Name Type Description Default
package_name str

Logical name for the staged source directory inside build_dir.

required
build_dir Path

Path to the build directory. If it already exists, it will be deleted and recreated before staging.

required

Returns:

Type Description
Path

Absolute path to the zipped application package.

Raises:

Type Description
FileNotFoundError

If the src/ directory does not exist at the project root.

Notes
  • This function is designed for packaging PySpark or Python code that will run on EMR Serverless. It assumes dependencies are managed externally.
  • The generated archive is named with a timestamp to avoid collisions.

Examples:

>>> from pathlib import Path
>>> build_dir = Path("build")
>>> package_zip = build_package("my_app", build_dir)
>>> package_zip.exists()
True

create_or_update_emr_app(app_name: str, image_uri: str, release_label: str, region: str) -> str

Create or update an EMR Serverless application.

Parameters:

Name Type Description Default
app_name str

The name of the EMR Serverless application.

required
image_uri str

The URI of the ECR image to use for the application.

required
release_label str

The EMR release label (e.g., "emr-7.9.0").

required
region str

The AWS region in which to create or update the application.

required

Returns:

Type Description
str

The application ID of the created or existing EMR Serverless application.

Examples:

>>> app_id = create_or_update_emr_app(
...     app_name="my-emr-app",
...     image_uri="123456789012.dkr.ecr.eu-west-2.amazonaws.com/my-image:latest",
...     release_label="emr-7.9.0",
...     region="eu-west-2"
... )
>>> print(app_id)
'00f1abcd1234efgh'

delete_emr_app(app_id: str, region: str) -> None

Stop and delete an EMR Serverless application.

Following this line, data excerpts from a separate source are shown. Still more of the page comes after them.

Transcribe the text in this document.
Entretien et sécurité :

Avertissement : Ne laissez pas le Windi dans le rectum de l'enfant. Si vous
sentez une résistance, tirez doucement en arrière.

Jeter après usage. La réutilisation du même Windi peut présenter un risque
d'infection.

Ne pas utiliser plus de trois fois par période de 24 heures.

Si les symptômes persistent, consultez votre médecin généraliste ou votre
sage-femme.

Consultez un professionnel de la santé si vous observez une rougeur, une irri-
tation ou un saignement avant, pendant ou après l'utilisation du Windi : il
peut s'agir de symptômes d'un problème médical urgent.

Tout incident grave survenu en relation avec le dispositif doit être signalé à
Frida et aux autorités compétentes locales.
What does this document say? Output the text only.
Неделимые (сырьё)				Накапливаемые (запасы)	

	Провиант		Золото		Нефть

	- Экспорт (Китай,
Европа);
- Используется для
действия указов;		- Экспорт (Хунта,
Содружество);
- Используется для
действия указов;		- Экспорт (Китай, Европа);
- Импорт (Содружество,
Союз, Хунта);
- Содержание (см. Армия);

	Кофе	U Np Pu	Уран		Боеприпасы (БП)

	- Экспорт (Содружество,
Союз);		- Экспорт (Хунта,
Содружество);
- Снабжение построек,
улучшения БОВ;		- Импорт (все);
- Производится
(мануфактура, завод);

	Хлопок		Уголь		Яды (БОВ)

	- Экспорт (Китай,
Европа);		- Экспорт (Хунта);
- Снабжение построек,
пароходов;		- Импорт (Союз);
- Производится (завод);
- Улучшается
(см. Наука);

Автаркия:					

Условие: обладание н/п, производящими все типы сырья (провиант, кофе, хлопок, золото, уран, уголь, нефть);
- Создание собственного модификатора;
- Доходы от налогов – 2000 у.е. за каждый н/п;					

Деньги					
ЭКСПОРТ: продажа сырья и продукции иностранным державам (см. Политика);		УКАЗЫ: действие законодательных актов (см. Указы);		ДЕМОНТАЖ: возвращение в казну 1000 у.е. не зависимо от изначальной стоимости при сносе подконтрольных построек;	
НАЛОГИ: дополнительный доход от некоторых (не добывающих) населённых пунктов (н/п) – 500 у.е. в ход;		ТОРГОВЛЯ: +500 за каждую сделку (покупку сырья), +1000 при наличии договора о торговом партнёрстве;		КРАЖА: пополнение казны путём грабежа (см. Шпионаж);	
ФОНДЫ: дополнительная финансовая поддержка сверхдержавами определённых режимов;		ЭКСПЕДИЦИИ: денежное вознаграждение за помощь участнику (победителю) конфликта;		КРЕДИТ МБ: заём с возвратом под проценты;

This function first attempts to stop the specified EMR Serverless application, waiting until its state becomes STOPPED. It then deletes the application and waits for it to reach the TERMINATED state. If the application is already stopped or deleted, warnings are logged instead of raising an error.

Parameters:

Name Type Description Default
app_id str

The unique identifier of the EMR Serverless application to delete.

required
region str

The AWS region where the EMR Serverless application is deployed.

required

Raises:

Type Description
ClientError

If an unexpected AWS client error occurs while stopping or deleting the application.

TimeoutError

If the application does not reach the expected target state (STOPPED or TERMINATED) within the configured timeout.

Examples:

>>> delete_emr_app(app_id="00f1abcd1234wxyz", region="eu-west-2")
Application 00f1abcd1234wxyz stopped.
Successfully deleted application 00f1abcd1234wxyz.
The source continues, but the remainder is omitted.